Il était de coutume qu’un maître nouvellement élu, mais aussi les surveillants ou diacres prêtent serment devant le maire de la cité.
Voici par exemple le serment que devaient prêter les Maîtres « Scriveners » (écrivains publics-notaires) en 1391, c’est en Angleterre mais cela aurait très bien pu être en Ecosse. J’ai choisi celui ci parce qu’il devrait vous rappeler quelque chose…
« Moi, N., de ma propre volonté, jure sur les saints évangiles d’être loyal dans mon office et mon métier…/… je ne transcrirai, ni ne permettrai de transcrire à quiconque s’il est en mon pouvoir et en ma connaissance, aucun acte mentionnant une date très antérieure à sa réalisation, ni très postérieure, ni un acte en blanc, ni aucun acte scéllé avant l’écriture de celui ci, ni des lettres cachetées…, ni…, ni… . Que dieu me soit en aide et tous les saints. »
La structuration de ce texte est pour le moins très proche de textes que nous connaissons aujourd’hui, mais il faut savoir que la façon de prêter serment (tout comme les châtiments d’ailleurs, mais c’est une autre histoire) encore en usage dans nos loges s’inscrit dans une tradition très ancienne du serment britannique.

On sait aussi de ces corporations qu’elles pratiquaient le secret, ce, aussi bien sur le contenu de leurs délibérations que sur les secrets du métier. On retrouve dans de nombreuses chartes de métiers « qu’aucun membre ne doit enseigner les secrets du métier à un journeyman.»
On ne connaît bien évidemment pas le détail de ces secrets, (c’est normal, ils étaient secrets), mais l’on se doute bien qu’il devait s’agir d’éléments spécifiques autres que des éléments de qualification professionnelles puisque le journeyman était employé à des tâches souvent similaires à celles d’un homme du métier. Seulement le journeyman ne possédait pas les mêmes droits (ce journeyman a d’ailleurs souvent été formé en apprentissage à la même « école » que l’homme du métier, mais pour des raisons diverses, souvent pécuniaires, il n’a pas pu « s’installer »).
Il apparaît donc évident que ces secrets servaient avant tout à se faire reconnaître comme « ayant-droit ». Quelles formes pouvaient bien prendre ces secrets, nous nous poserons sans doute longtemps la question. Mais le principe du secret de reconnaissance, est ce qui me semble le plus important.

On sait encore que ces corporations mettaient un soin tout particulier à la confection de leur décorum.
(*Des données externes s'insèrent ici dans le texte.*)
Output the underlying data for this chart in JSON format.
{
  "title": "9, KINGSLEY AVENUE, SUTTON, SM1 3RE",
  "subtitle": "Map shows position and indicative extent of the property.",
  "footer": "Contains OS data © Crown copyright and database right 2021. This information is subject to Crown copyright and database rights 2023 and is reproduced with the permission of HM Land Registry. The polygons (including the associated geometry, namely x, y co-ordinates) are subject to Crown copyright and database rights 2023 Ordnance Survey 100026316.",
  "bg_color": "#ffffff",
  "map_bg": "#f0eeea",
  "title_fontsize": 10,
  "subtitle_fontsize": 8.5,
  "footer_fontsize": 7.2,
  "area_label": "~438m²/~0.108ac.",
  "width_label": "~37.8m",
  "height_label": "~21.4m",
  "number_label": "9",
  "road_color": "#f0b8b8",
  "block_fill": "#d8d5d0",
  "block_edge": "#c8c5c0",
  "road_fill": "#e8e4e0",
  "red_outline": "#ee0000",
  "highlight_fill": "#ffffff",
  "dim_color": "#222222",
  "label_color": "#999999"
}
Les musées écossais possèdent encore de très nombreux témoignages de l’attention que prenaient les métiers à réaliser leurs bannières, leurs mobiliers, leurs armes mais aussi ce que l’on appellerait aujourd’hui leurs décors et que l’on appelait à l’époque leur « livery » (livrée).
D’abord parce que ces liveries, très codifiées étaient représentatives de leurs origines, de leurs droits et de leurs pouvoirs.
Elles étaient éminemment signifiantes et d’ailleurs très régulées par les autorités.
On retrouve nombre de débats et de décrets donnant, retirant ou négociant le droit de porter, en public, le plus souvent, lors de parades ou de cérémonies, tel type de détail vestimentaire ou telle type de couleur.
Chaque métier arbore les symboles de son métier dont il est jaloux. Chaque officier porte les signes distinctifs de son office qui lui accorde les privilèges qui lui sont attachés.
(Citons au passage le fait que les maçons portaient leurs tabliers et que comme le mentionne Harry Carr, dès 1599, les apprentis devaient fournir une paire de gants le jour de leur entrée en loge.)

The Incorporation of  Masons and Wrights à Edimbourg

Autre élément d’importance, ces corporations, afin d’être plus représentatives et plus puissantes auprès des autorités locales se regroupaient souvent. C’est le cas des Maçons et Charpentiers à Edinbourg qui ensemble demandent et obtiennent un « Seal of cause », c’est à dire une sorte « patente » auprès des autorités de la ville.
Le 15 octobre 1475, un conseil composé du maire (mayor), des conseillers municipaux (Aldermen), du doyen de la Guilde des marchands et des diacres de tous les métiers de la ville, décernent aux Maçons et Charpentiers une charte spécifiant leurs droits et privilèges.

Cette charte se compose de deux documents dont Murray Lyon donne le texte intégral original.
Nous n’allons pas ici rentrer dans une analyse systématique de ce texte mais essayer d’en dégager quelques grandes lignes révélatrices à travers un résumé.

1/ Deux maçons et deux charpentiers assermentés seront choisis pour inspecter le travail réalisé par les hommes du métier de façon à garantir que les employeurs reçoivent un juste retour de ce qu’ils auront payé.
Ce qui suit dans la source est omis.